Imaging Appropriateness Made Easy
Quality experts weigh in on the radiologist’s important role in ensuring imaging appropriateness.
During the ACR 2015 presentation titled “Imaging Appropriateness in the Era of Imaging 3.0,” Margaret Ferguson, MD, vice president and chief value officer at the Colorado Permanente Medical Group, pinpointed an issue facing much of radiology: radiologists are often blamed for inappropriate imaging when, in fact, it’s not their fault. To combat this perception problem, radiologists should not grow frustrated but, instead, take action.
“We need to enhance the radiologist’s value throughout the ordering spectrum,” noted Ferguson, “to reduce unwarranted variation in ordering practices and provide better clinical care for our patients.” The problem, she went on to say, is that in the past, radiologists have focused too much on interpreting images. Looking forward, she explained, the real value of radiologists, both clinically and financially, will be found in how they serve as consultants for the ordering of images and provide guidance on how ordering physicians should act upon their findings.
The reasons for pervasive inappropriate ordering of images are many, according to Bruce J. Hillman, MD, FACR, editor-in-chief of the JACR® and founder and chief scientific officer of ACR Image Metrix. Busy physicians misusing advanced imaging in an unfocused manner as a triage tool, referring clinicians’ desire to honor patient requests and retain loyalty, and mandates for greater productivity, noted Hillman, are some of the top reasons that imaging costs have, until recently, skyrocketed. However, the days of limitless ordering have ended as a result of mandates from Health and Human Services emphasizing CMS reimbursement based on quality metrics.

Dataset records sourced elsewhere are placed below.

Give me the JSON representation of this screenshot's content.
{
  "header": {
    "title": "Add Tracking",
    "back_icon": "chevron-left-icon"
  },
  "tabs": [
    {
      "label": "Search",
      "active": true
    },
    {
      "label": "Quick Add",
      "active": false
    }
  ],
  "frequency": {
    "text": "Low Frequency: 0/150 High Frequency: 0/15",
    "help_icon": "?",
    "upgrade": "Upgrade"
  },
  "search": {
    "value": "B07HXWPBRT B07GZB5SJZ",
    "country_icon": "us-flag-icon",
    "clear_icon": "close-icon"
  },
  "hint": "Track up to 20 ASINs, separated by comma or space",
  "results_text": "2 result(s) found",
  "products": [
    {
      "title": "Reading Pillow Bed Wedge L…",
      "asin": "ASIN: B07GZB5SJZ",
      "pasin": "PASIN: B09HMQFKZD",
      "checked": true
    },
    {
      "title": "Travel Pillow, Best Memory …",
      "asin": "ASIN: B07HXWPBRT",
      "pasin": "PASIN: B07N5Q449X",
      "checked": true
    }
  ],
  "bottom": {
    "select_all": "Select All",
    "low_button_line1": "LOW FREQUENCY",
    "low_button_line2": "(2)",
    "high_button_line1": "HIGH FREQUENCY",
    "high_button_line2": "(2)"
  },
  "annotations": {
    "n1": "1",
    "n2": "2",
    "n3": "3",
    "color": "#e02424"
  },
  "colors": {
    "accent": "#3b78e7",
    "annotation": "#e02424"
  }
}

Given the changes afoot, how can radiologists best serve as proactive members of the clinical care team to help mitigate cost, not to mention ensure that patients receive appropriate imaging? One of the most promising ways, argued E. Kent Yucel, MD, FACR, radiologist-in-chief at Tufts University School of Medicine, is through increased reliance on ACR Appropriateness Criteria® and the criteria’s electronic version, ACR Select®. ACR Select places radiologists in the role of imaging consultant, a resource that referring clinicians can draw upon when they have questions about the software’s recommendations. Clinical decision support technology like ACR Select was given a boost with the recent ruling that, by January 1, 2017, Medicare will no longer reimburse rendering providers for advanced imaging services unless the ordering physician has consulted with appropriate use criteria before making the order.
As the landscape shifts away from incentives to over-order and toward motivations to order appropriately, radiologists must continue to demonstrate their value. One opportunity for doing so comes with the periodic requirement to engage in PQI projects for part 4 of radiologists’ maintenance of certification. Ruth C. Carlos, MD, MS, FACR, professor and assistant chair of clinical research in the department of radiology at the University of Michigan and deputy editor of the JACR, asserted that it is of paramount importance to choose the right PQI project to exhibit radiology’s vital role in quality assurance.
PQI project teams should include an ordering physician, a radiologist, a technologist, a departmental manager, and a support person. Crucially important, emphasized Carlos, the team must have departmental leadership support. To garner this support, radiologists must be up-front about “who’s going to win, who’s going to lose, who will have to do more work, and who will have to do less work if your project succeeds.”
As an example of one such successful PQI project, Jennifer C. Broder, MD, assistant professor of radiology at Tufts Medical School and radiologist at Lahey Hospital and Medical Center, discussed her engagement with ACR’s Value-Based Radiology PQI Project. This project was designed by the ACR to help radiologists with a simple step-by-step process for completing a quality improvement project and learning to engage with ordering physicians. Broder stated that the ACR’s PQI project provides a fast registration format, efficient data collection, and results that are automatically calculated for participants. Other advantages of the project include a pre-selected list of topics based on the Choosing Wisely® campaign, along with resources available to help walk radiologists through how to approach referring clinicians about performing educational interventions in referrers’ workflow.
Quality patient-centered care is gaining recognition as an important component of physicians’ work. Radiologists must take a more active role in patient care, on par with primary care physicians. Ways to do so include lobbying your institution to adopt clinical decision support technology like ACR Select, as well as engaging in meaningful PQI projects.